Rebecca Horn wird als erste Künstlerin mit dem Wilhelm-Lehmbruck-Preis der Stadt Duisburg und einer konzentrierten Werkschau geehrt

Den ­klagenden Stimmen lauschen, Rebecca Horns „Schild­kröten­seufzer­baum“ Foto: Attilo Maranzano

Von Regine Müller

Wie eine gigantische fleischfressende Pflanze reckt der „Schildkrötenseufzerbaum“ gierig seine Tentakel in den Raum. Das Monster verharrt still, doch dann setzt es sich plötzlich ächzend mit einem Ruck in Bewegung. Die Tentakel mit den Trichtern an ihren Enden wippen sanft und dann hört man leises Flüstern. Aus jedem Trichter tönt eine andere klagende, trauernde Stimme.

Der „Schildkrötenseufzerbaum“ entstand 1994 und ist in seiner kafkaesken Skurrilität und erschreckenden Körperlichkeit typisch für die mittlere Werkphase von Rebecca Horn. Er ist das größte Objekt der Ausstellung „Rebecca Horn – Hauchkörper als Lebenszyklus“ im Lehmbruck-Museum in Duisburg. Es ist eine Retrospektive, die mit einem neuen Werkzyklus eine überraschende Wende im Werk der 73-jährigen Künstlerin präsentiert.

Rebecca Horn ist eine der bedeutendsten deutschen lebenden Künstlerinnen. 1944 im Odenwald geboren, arbeitet sie seit den 1970er Jahren als Bildhauerin, Zeichnerin, Literatin, Filmemacherin, Video-, Installations- und Performance-Künstlerin und hat ein hochkomplexes Werk von seltener Vielfalt geschaffen.

Vier Mal bei der documenta

Allein vier Mal war sie bei der Kasseler documenta vertreten, zwei Ausstellungen ehrten sie im Guggenheim Museum, eine in der Neuen Nationalgalerie Berlin, erst im letzten Jahr war sie in der Londoner Tate Modern. Vor zwei Jahren erlitt die Künstlerin einen Schlaganfall, der bis heute ihre Beweglichkeit erheblich einschränkt. Dessenungeachtet meldet sie sich nun mit einer neuen Werkgruppe zurück, die in ihrer visuellen Wucht nichts von ihrer Erkrankung ahnen lässt: Die faszinierenden „Hauchkörper“ sind in Duisburg erstmals zu sehen.

Die große Glashalle des Museums scheint geradezu ideal für das ausgreifendste dieser neuen Objekte: Der große „Hauchkörper“ ist schon von draußen trotz seiner filigranen Anmutung gut zu erkennen. Zwölf schlanke, nach oben leicht spitz zulaufende Messingstäbe ragen aus einer Stahlplinthe empor.

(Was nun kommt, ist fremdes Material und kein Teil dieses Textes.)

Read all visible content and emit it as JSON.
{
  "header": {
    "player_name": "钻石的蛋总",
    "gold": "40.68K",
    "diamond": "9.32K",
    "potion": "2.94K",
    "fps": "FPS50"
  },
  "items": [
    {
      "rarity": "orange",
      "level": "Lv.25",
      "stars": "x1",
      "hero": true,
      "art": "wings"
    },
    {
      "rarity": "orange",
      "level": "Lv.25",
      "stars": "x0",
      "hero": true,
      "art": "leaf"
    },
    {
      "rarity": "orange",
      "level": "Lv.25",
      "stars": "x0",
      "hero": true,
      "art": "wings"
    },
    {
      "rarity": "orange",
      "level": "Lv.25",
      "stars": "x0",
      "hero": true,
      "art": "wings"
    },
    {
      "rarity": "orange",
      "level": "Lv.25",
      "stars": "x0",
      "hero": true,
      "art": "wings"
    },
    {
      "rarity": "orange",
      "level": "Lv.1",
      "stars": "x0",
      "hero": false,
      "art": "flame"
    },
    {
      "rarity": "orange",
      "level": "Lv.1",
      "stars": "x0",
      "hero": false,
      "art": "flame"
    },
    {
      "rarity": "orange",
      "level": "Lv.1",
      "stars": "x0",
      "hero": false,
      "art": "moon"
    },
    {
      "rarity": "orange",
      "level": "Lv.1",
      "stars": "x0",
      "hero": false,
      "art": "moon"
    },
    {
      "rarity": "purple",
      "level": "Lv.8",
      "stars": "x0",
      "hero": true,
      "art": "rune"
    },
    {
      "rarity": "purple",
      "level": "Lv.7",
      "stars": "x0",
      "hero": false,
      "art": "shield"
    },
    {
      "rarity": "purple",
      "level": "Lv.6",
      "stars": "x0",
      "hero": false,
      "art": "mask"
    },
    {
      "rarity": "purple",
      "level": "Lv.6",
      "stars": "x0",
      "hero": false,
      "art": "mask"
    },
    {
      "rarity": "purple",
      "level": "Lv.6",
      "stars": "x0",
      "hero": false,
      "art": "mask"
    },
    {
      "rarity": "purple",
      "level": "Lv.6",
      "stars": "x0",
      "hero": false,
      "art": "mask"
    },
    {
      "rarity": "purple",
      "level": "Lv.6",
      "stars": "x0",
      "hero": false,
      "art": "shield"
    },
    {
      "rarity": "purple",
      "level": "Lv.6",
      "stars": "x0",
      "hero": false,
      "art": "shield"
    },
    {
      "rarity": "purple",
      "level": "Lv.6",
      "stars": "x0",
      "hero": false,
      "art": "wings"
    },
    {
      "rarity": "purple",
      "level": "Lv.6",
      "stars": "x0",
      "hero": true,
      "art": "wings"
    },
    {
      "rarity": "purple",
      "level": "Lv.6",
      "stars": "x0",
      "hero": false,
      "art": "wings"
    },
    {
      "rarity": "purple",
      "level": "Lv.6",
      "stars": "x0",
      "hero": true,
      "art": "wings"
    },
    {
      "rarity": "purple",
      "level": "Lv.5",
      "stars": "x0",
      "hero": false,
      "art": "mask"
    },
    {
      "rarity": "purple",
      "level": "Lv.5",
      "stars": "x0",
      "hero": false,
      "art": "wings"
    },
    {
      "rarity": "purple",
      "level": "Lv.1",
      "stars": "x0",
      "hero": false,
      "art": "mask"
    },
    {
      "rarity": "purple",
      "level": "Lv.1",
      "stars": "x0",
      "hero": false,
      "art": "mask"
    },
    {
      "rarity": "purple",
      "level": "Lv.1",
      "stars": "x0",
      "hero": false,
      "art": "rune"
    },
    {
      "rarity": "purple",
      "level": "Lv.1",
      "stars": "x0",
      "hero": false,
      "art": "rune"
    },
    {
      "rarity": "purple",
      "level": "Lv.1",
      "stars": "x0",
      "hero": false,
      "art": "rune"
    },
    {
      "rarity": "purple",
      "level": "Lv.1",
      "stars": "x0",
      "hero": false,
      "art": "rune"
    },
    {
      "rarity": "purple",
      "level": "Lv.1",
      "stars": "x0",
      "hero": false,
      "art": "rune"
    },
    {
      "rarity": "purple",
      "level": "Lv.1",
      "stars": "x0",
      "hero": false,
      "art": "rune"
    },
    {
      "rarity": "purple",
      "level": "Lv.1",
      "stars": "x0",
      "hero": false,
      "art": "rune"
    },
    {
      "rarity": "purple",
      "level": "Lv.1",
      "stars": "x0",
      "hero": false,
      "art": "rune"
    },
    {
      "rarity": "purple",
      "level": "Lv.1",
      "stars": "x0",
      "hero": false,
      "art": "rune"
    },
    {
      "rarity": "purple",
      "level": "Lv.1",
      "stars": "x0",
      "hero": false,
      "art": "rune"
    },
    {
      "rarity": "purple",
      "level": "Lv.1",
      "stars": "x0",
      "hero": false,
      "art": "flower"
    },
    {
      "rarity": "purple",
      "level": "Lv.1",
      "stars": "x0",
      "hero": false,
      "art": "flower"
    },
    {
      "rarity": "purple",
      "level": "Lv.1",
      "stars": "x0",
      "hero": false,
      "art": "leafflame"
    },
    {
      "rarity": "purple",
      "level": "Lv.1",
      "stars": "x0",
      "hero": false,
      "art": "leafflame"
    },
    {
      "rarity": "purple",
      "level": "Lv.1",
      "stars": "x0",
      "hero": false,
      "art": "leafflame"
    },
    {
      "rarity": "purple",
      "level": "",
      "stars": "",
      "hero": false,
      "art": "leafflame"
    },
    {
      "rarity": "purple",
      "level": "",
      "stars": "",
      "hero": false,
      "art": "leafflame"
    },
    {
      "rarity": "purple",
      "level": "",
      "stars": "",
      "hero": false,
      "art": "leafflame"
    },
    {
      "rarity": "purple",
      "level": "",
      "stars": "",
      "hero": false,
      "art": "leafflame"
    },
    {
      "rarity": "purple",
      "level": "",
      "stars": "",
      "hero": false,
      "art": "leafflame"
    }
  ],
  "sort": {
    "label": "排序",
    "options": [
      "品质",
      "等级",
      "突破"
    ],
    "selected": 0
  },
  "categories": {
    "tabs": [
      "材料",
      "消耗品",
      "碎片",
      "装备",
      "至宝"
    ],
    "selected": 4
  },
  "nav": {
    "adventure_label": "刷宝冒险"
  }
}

Sie sind überlebensgroß und wiegen sich in sanftem Rhythmus in verschiedene Richtungen, aufeinander zu und voneinander weg, als würden sie sich gegenseitig anziehen und dann wieder abstoßen. Eine hochpräzise Choreografie, deren Plan verborgen bleibt. Man kann an wogendes Schilf denken, aber auch an einander widersprechende Empfindungen. Die Bewegungen sind klein, fast muss man sich erst darauf einlassen, bevor man die Schwingungen wahrnimmt. Der große „Hauchkörper“ steht nur zur Eröffnung in der Glashalle, die der Fragilität der Arbeit durch ihre Transparenz noch zuspielt, danach wird er in einem der hinteren Räume aufgebaut, da die Glashalle gründlich saniert wird.

Bereitschaft zum Einlassen und Zeit, um sanfte Veränderungen wahrzunehmen, braucht der Besucher, eiligen Freunden lauter Reize dürfte in Duisburg das Beste ent­gehen. Das gilt für die gesamte Werkschau.

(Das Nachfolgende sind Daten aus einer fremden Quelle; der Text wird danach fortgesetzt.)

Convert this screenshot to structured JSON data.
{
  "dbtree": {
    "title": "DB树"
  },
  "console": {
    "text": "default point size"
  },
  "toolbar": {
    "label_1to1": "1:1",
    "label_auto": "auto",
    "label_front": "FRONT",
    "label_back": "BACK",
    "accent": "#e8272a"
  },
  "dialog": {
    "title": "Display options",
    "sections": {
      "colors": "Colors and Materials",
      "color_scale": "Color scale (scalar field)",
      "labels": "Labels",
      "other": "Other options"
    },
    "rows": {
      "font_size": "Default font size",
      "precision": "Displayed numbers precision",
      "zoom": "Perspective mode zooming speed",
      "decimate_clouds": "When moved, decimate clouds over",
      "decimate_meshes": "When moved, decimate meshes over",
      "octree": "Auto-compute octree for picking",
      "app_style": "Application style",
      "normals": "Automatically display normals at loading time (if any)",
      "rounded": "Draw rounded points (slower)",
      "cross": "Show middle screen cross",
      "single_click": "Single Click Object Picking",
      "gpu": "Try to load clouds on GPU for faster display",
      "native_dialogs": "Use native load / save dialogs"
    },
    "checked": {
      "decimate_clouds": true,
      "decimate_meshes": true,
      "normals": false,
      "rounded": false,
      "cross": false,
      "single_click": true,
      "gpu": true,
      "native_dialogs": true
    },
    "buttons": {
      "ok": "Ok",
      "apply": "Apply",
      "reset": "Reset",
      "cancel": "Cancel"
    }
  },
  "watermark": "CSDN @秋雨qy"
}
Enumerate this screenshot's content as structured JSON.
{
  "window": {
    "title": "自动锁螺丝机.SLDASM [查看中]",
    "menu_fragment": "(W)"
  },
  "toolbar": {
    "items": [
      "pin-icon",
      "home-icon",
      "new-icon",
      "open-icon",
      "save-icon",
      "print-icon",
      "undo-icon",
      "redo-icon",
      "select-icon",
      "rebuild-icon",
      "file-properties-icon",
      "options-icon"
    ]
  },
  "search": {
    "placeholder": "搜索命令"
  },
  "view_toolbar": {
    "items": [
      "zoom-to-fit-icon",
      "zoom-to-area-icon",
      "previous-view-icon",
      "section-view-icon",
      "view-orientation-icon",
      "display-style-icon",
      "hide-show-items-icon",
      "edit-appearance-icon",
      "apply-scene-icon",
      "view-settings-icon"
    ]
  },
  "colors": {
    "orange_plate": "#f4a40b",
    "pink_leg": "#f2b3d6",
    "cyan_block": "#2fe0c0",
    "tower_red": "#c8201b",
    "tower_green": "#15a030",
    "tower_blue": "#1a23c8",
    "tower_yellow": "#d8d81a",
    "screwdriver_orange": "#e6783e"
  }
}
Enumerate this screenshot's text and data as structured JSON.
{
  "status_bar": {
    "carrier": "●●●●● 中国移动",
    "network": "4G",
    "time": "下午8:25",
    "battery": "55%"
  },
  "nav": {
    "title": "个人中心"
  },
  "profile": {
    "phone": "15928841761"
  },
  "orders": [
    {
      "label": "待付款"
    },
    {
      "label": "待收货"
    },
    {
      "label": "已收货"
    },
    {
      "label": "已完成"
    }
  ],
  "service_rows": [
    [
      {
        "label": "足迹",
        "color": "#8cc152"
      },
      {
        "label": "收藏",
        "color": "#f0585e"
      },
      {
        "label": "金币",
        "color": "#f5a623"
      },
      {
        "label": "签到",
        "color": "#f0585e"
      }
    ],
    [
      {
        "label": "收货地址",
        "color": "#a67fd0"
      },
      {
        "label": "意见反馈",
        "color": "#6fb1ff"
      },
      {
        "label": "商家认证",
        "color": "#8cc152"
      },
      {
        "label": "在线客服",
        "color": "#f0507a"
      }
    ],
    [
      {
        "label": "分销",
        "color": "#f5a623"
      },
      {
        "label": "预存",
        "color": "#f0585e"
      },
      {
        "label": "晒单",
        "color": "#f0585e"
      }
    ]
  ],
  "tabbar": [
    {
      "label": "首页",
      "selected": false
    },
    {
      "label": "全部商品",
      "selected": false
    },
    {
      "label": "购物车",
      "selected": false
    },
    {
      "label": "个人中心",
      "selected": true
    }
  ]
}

Stäbe, die Fühler, aber auch scharfe Waffen sein können, ziehen sich durch ihr Werk

Zur Eröffnung wurde Horn als erste Künstlerin mit dem Wilhelm-Lehmbruck-Preis der Stadt Duisburg geehrt. Der mit 10.000 Euro dotierte Preis wird erstmals seit 2006 wieder verliehen. In der Begründung der Jury heißt es, Horn habe eine „eigene Poesie des Mechanischen“ entworfen. Bei genauerer Betrachtung erweist sich die Horn’sche Poesie jedoch als schillernd mehrdeutig, surreal, beunruhigend in ihrer Ambivalenz und verstörend in ihrer offenen (Auto)-Aggression. Die Schönheit in der Kunst Rebecca Horns hat immer ein zweites, erschreckendes Gesicht.

Plötzlich angriffslustig

Stäbe, die zarte Fühler, aber auch scharfe Waffen sein könnten, ziehen sich durch ihr gesamtes Werk: Die „Handschuhfinger“ von 1972 sind meterlange Verlängerungen der eigenen Finger, die sich gegen Zimmerwände strecken, gleichzeitig Berührung und gebührende Dis­tanz schaffen. Oder die „Pfauenmaschine“ von 1982, deren Kranz von Metallstäben sich plötzlich angriffslustig zum Rad aufbäumt, sodass man unwillkürlich einen Schritt zurücktritt. Auch die Pendel-Arbeiten mit Vogeleiern aus den 1990er Jahren weisen den Metallstäben eher quälende Folter-Assoziationen zu, die an Edgar Allen Poes „Die Grube und das Pendel“ erinnern. Eine ganz buchstäblich vergiftete Schönheit dagegen ist das berühmte „Schlangenklavier“ von 1995: In einer schwarzen Rinne schwappt sinnlich silbriges Quecksilber.

Während frühere Objekte noch häufig eine gewisse Distanz zum Sujet ausstrahlen und ihre Mechanik sehr handfest zeigen, wirken ihre neuesten Arbeiten esoterischer, viel sanfter und ihre Funktionsweise bleibt diskret. Zwei Objekte veranschaulichen exemplarisch die Bewegung weg von der Ironie zur versöhnlichen Geste, die auch das Pathos nicht scheut: Bei der Arbeit „Amore Continental“ von 2008 aktivieren meterlange Metallstäbe stockend eine alte Schreibmaschine mit den fünf Buchstaben „AMORE“, während hoch über der Maschine fünf Drähte mit jenen Buchstaben ragen, die in zitternde Bewegung geraten, was noch ausgesprochen komisch wirkt. Dagegen ist „Umschlungen in unendlicher Liebe“ von 2017 ein meditatives Objekt, das drei kreisrunde, verschieden große Messingringe langsam ineinander um ihre Achsen drehen lässt, jeweils in eigenen Geschwindigkeiten. Was immer neue Spielarten des scheinbaren Umschlingens und Umkreisens ergibt, aber niemals eine Berührung.